Nor or all comedy clubs.
Until late 2011, Liquid, 405 S. 8th St., was noncommital about comedy, focusing more on live music. Then husband and wife owners Jeremy Aevermann and Elizabeth Oldenkamp tentatively decided to present comedy four or more nights a week, calling the club Liquid Laughs.
Several months ago, they raised the stakes. Adams was given the go-ahead to book a semifamous-to-famous comedian once a month. This type of performer can cost from $5,000 to $15,000 for a four-show weekend. Liquid Laughs holds only about 150 to 180 people. (The physical size of the customers affects the club's sellout capacity - no joke.)
It's paid off so far. In January, Pauly Shore sold out three shows and was a handful of seats away from selling out the fourth. Brian Posehn sold out all four of his shows last month. More important, these performers help generate buzz about stand-up comedy, which sometimes seems like an underground phenomenon in the Treasure Valley.
"There's still people in this town that think the Funny Bone is still open," says Adams, who moved to Boise shortly before that long-standing club closed in 2007. "There's definitely a fight to get an awareness out there. And also, I don't think Boise, Boiseans, have really thought of themselves as a comedy place. So I'm hoping that will change.
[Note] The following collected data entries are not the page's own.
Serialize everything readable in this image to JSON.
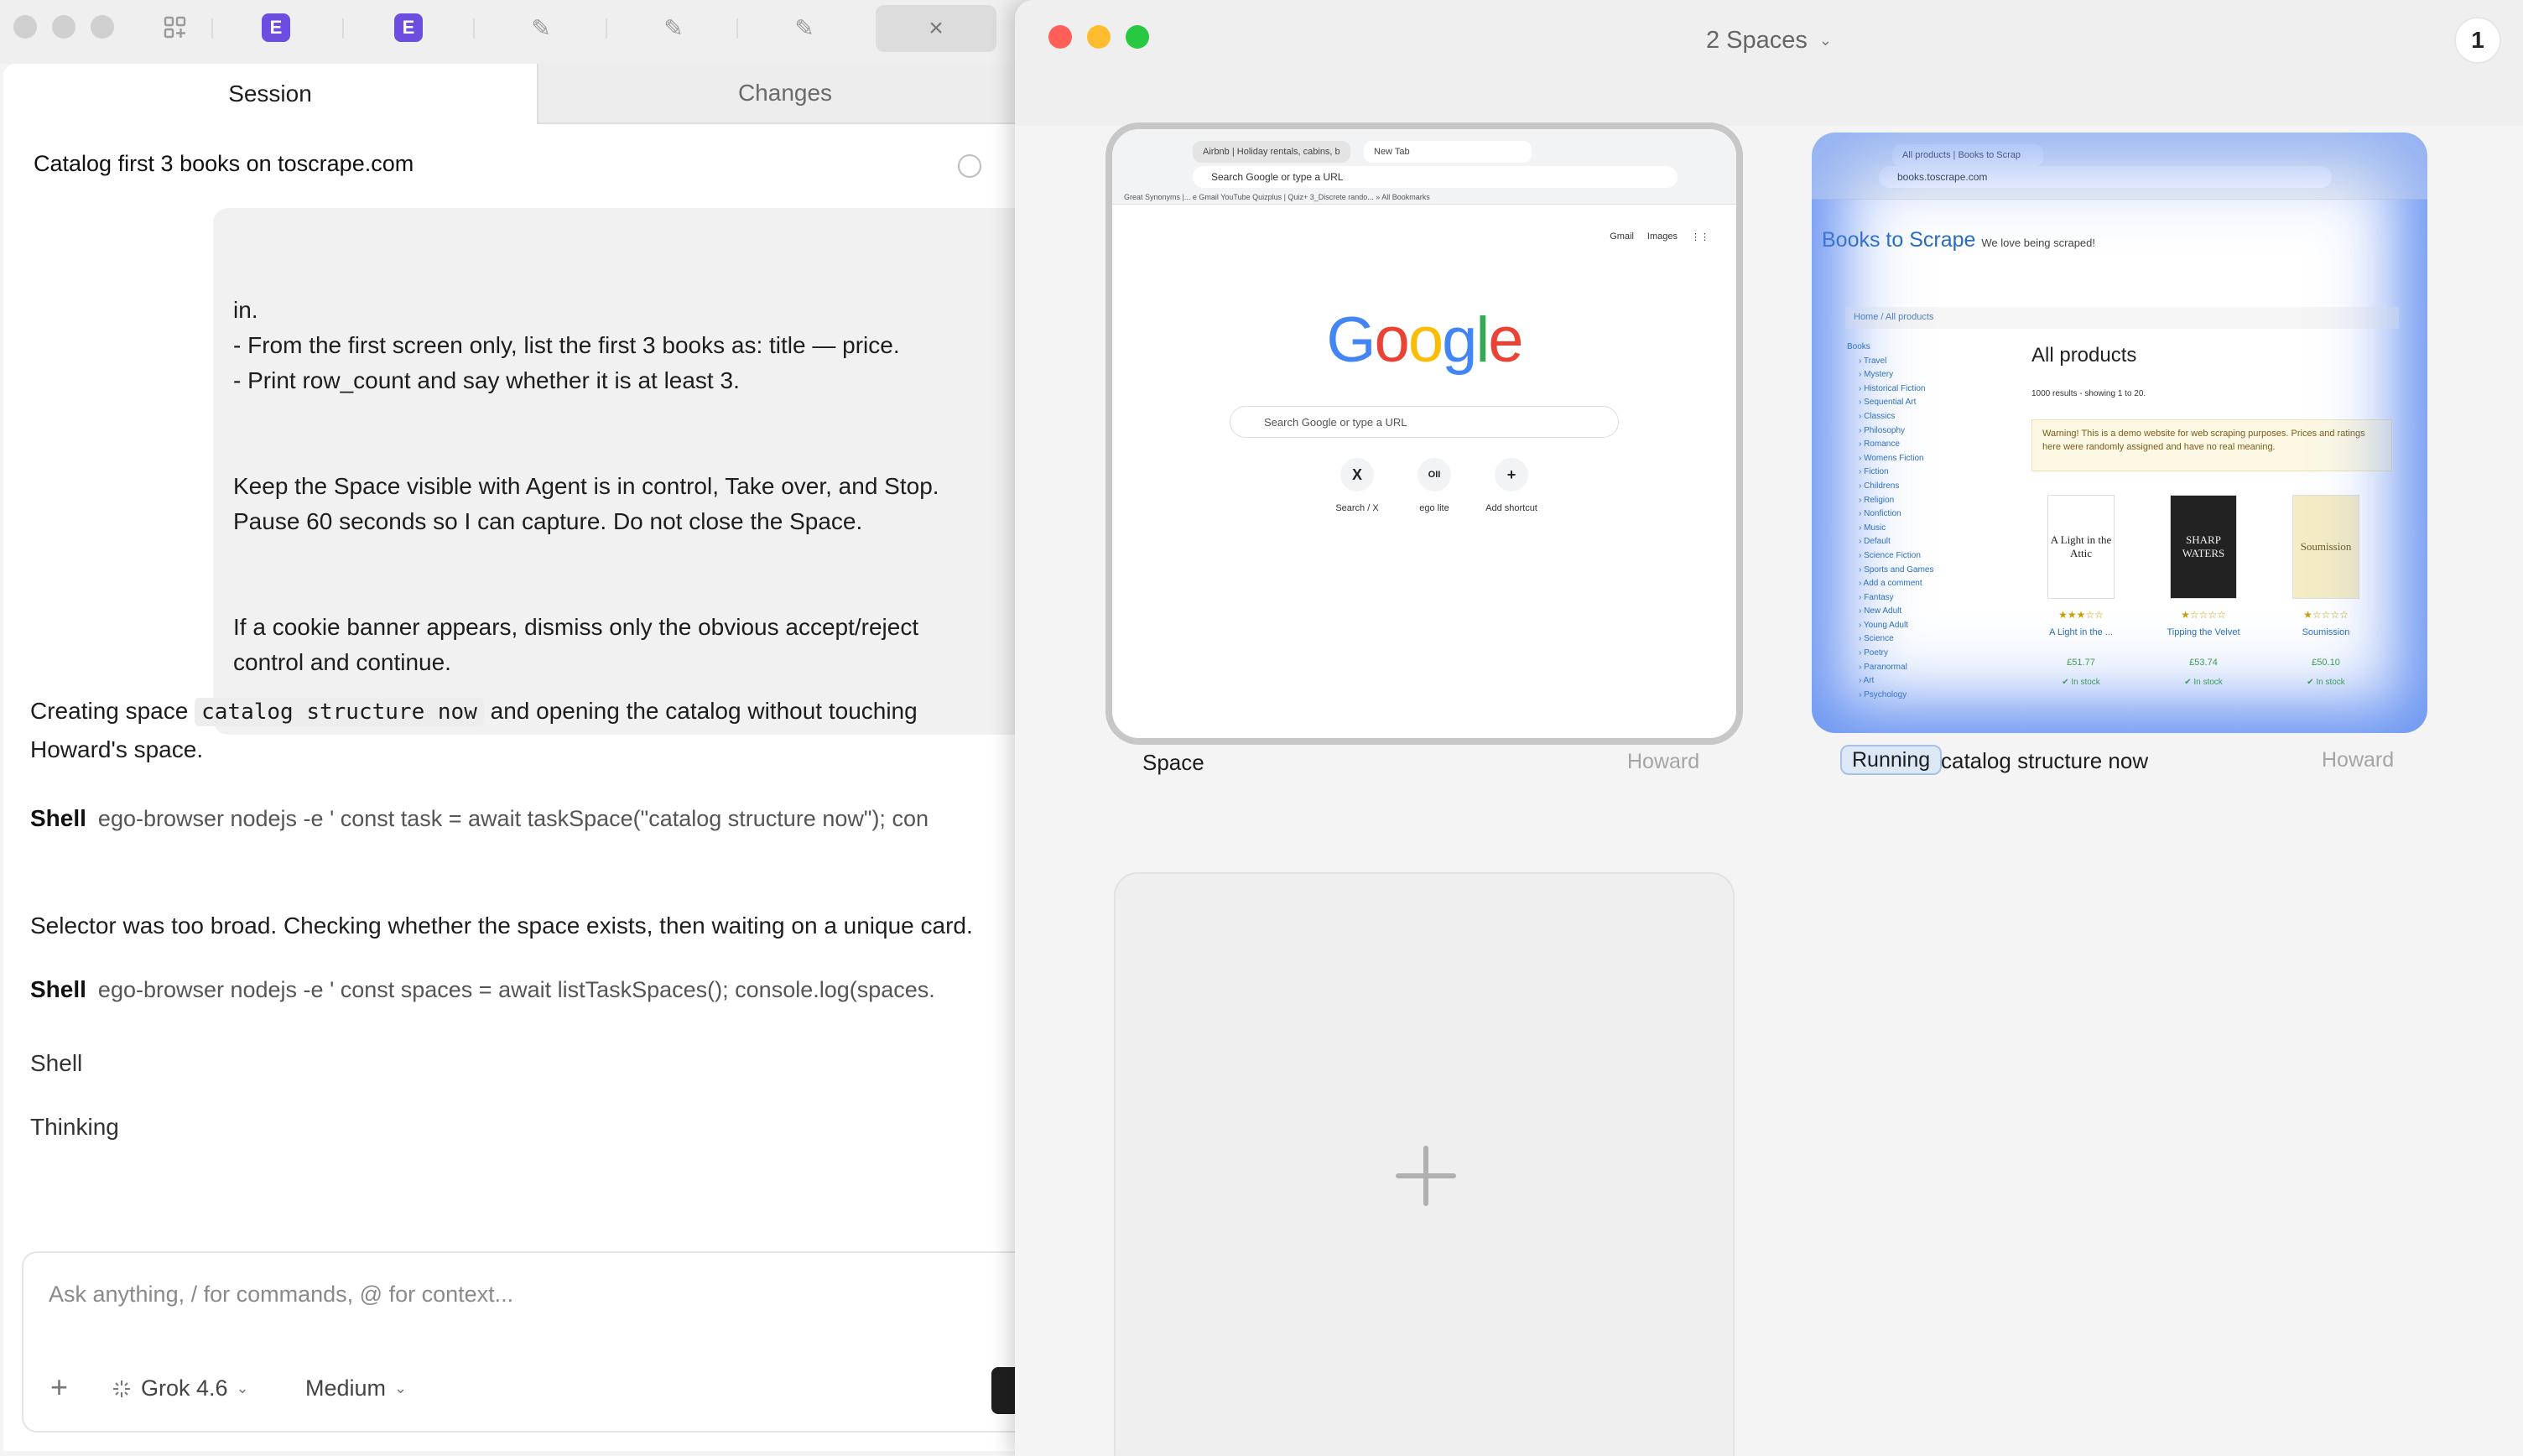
{
  "toolbar": {
    "close_glyph": "×",
    "edit_icons": [
      "✎",
      "✎",
      "✎"
    ],
    "badge_letter": "E"
  },
  "tabs": {
    "session": "Session",
    "changes": "Changes"
  },
  "session": {
    "title": "Catalog first 3 books on toscrape.com",
    "user_message": [
      "in.",
      "- From the first screen only, list the first 3 books as: title — price.",
      "- Print row_count and say whether it is at least 3.",
      "Keep the Space visible with Agent is in control, Take over, and Stop.",
      "Pause 60 seconds so I can capture. Do not close the Space.",
      "If a cookie banner appears, dismiss only the obvious accept/reject",
      "control and continue."
    ],
    "assistant_1_pre": "Creating space",
    "assistant_1_code": "catalog structure now",
    "assistant_1_post": "and opening the catalog without touching",
    "assistant_1_line2": "Howard's space.",
    "shell_label": "Shell",
    "shell_1": "ego-browser nodejs -e ' const task = await taskSpace(\"catalog structure now\"); con",
    "assistant_2": "Selector was too broad. Checking whether the space exists, then waiting on a unique card.",
    "shell_2": "ego-browser nodejs -e ' const spaces = await listTaskSpaces(); console.log(spaces.",
    "shell_3_label": "Shell",
    "thinking_label": "Thinking"
  },
  "composer": {
    "placeholder": "Ask anything, / for commands, @ for context...",
    "plus": "+",
    "model": "Grok 4.6",
    "effort": "Medium"
  },
  "spaces_panel": {
    "selector": "2 Spaces",
    "count": "1",
    "space1": {
      "label": "Space",
      "owner": "Howard",
      "preview": {
        "tab1": "Airbnb | Holiday rentals, cabins, b",
        "tab2": "New Tab",
        "address": "Search Google or type a URL",
        "bookmarks": "Great Synonyms |...   e   Gmail   YouTube   Quizplus | Quiz+   3_Discrete rando...   »   All Bookmarks",
        "links": [
          "Gmail",
          "Images"
        ],
        "search_placeholder": "Search Google or type a URL",
        "shortcuts": [
          {
            "icon": "X",
            "label": "Search / X"
          },
          {
            "icon": "OII",
            "label": "ego lite"
          },
          {
            "icon": "+",
            "label": "Add shortcut"
          }
        ]
      }
    },
    "space2": {
      "status": "Running",
      "label": "catalog structure now",
      "owner": "Howard",
      "preview": {
        "tab": "All products | Books to Scrap",
        "address": "books.toscrape.com",
        "site_title": "Books to Scrape",
        "tagline": "We love being scraped!",
        "breadcrumb": "Home  /  All products",
        "categories": [
          "Books",
          "Travel",
          "Mystery",
          "Historical Fiction",
          "Sequential Art",
          "Classics",
          "Philosophy",
          "Romance",
          "Womens Fiction",
          "Fiction",
          "Childrens",
          "Religion",
          "Nonfiction",
          "Music",
          "Default",
          "Science Fiction",
          "Sports and Games",
          "Add a comment",
          "Fantasy",
          "New Adult",
          "Young Adult",
          "Science",
          "Poetry",
          "Paranormal",
          "Art",
          "Psychology"
        ],
        "heading": "All products",
        "results": "1000 results - showing 1 to 20.",
        "warning": "Warning! This is a demo website for web scraping purposes. Prices and ratings here were randomly assigned and have no real meaning.",
        "books": [
          {
            "cover": "A Light in the Attic",
            "title": "A Light in the ...",
            "price": "£51.77",
            "stock": "✔ In stock",
            "stars": "★★★☆☆"
          },
          {
            "cover": "SHARP WATERS",
            "title": "Tipping the Velvet",
            "price": "£53.74",
            "stock": "✔ In stock",
            "stars": "★☆☆☆☆"
          },
          {
            "cover": "Soumission",
            "title": "Soumission",
            "price": "£50.10",
            "stock": "✔ In stock",
            "stars": "★☆☆☆☆"
          }
        ]
      }
    },
    "new_space_icon": "plus-icon"
  }
}
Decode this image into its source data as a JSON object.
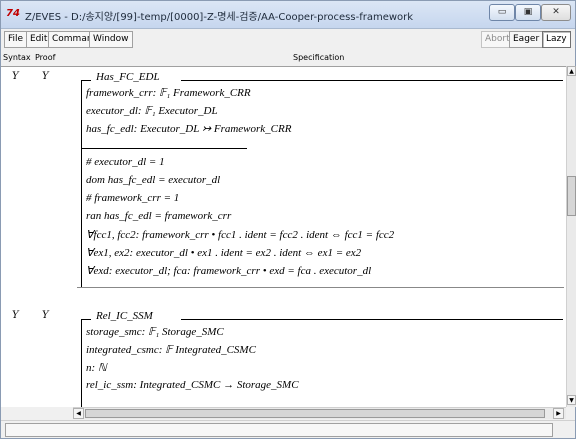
{
  "titlebar": {
    "app_icon": "74",
    "title": "Z/EVES - D:/송지양/[99]-temp/[0000]-Z-명세-검증/AA-Cooper-process-framework"
  },
  "window_buttons": {
    "minimize": "▭",
    "maximize": "▣",
    "close": "✕"
  },
  "toolbar": {
    "menus": [
      "File",
      "Edit",
      "Command",
      "Window"
    ],
    "abort": "Abort",
    "eager": "Eager",
    "lazy": "Lazy"
  },
  "columns": {
    "syntax": "Syntax",
    "proof": "Proof",
    "spec": "Specification"
  },
  "schema1": {
    "syntax_flag": "Y",
    "proof_flag": "Y",
    "name": "Has_FC_EDL",
    "decls": [
      "framework_crr: 𝔽₁ Framework_CRR",
      "executor_dl: 𝔽₁ Executor_DL",
      "has_fc_edl: Executor_DL ↣ Framework_CRR"
    ],
    "preds": [
      "# executor_dl = 1",
      "dom has_fc_edl = executor_dl",
      "# framework_crr = 1",
      "ran has_fc_edl = framework_crr",
      "∀fcc1, fcc2: framework_crr •  fcc1 . ident = fcc2 . ident ⇔ fcc1 = fcc2",
      "∀ex1, ex2: executor_dl •  ex1 . ident = ex2 . ident ⇔ ex1 = ex2",
      "∀exd: executor_dl; fca: framework_crr •  exd = fca . executor_dl"
    ]
  },
  "schema2": {
    "syntax_flag": "Y",
    "proof_flag": "Y",
    "name": "Rel_IC_SSM",
    "decls": [
      "storage_smc: 𝔽₁ Storage_SMC",
      "integrated_csmc: 𝔽 Integrated_CSMC",
      "n: ℕ",
      "rel_ic_ssm: Integrated_CSMC → Storage_SMC"
    ]
  },
  "scroll": {
    "up": "▲",
    "down": "▼",
    "left": "◀",
    "right": "▶"
  }
}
I'm hoping that bringing bigger names makes them aware of the club."
On the horizon:
• Jamie Kennedy ("Scream," "Malibu's Most Wanted") on June 21 and 22.
• Bobcat Goldthwait - who had a recent special, "You Don't Look the Same Either," on Showtime - on Aug. 16 and 17.
• Dave Coulier (Uncle Joey from "Full House") on Nov. 22 and 23.
• Loni Love, a regular on E! network's "Chelsea Lately," on Dec. 13 and 14.
(Hit the newly redesigned website at liquidboise.com for more.)
The payoff from booking known, pricier performers is multilayered.
"It really helps advertise the club," Aevermann says. "The people come down for that show, and they say, 'Man, that was great. Maybe we should try it on one of these other nights.' "
Often, these "other nights" pleasantly surprise patrons.
"I'm bringing in comedians that are just as good as the big-name guys every week," Aevermann says. "But they're just not famous yet."
Liquid Laughs' managers are sensitive to the talents of journeyman comedians - mostly because they've been there. Raised in New York by a musician mother and magician father, Adams has been doing stand-up for 14 years. She stopped touring two years ago to have a baby.
Along with Liquid Laughs manager and comedian Matt Bragg - who used to manage The Comedy Store in La Jolla, Calif. - she wants to nurture not just touring acts, but local hopefuls.
"I want Boise to be on the comedy map," Adams says. "And I think it will be at some point, if we keep doing things the way we are doing them."
Adams will launch a multiweek "Funniest Person in Boise" competition in July, pairing comedic newbies with mentors. She's also working on "girls night out" in July - all-female comedy lineups.
Meanwhile, touring comics who live in the Treasure Valley - Sean Peabody, Heath Harmison, Ryan Wingfield - help foster the Boise scene. Peabody even offers a comedy workshop Tuesdays at Liquid Laughs: "It's been great for the local open-mikers," Adams says.
This enthusiasm makes the investment seem worth it for Liquid's married owners, who work at the nightclub and their adjacent restaurant, Solid, nearly every waking hour.
"Laughter's so good for the body in the first place," Aevermann explains. "That's what I like about it. People leave happy."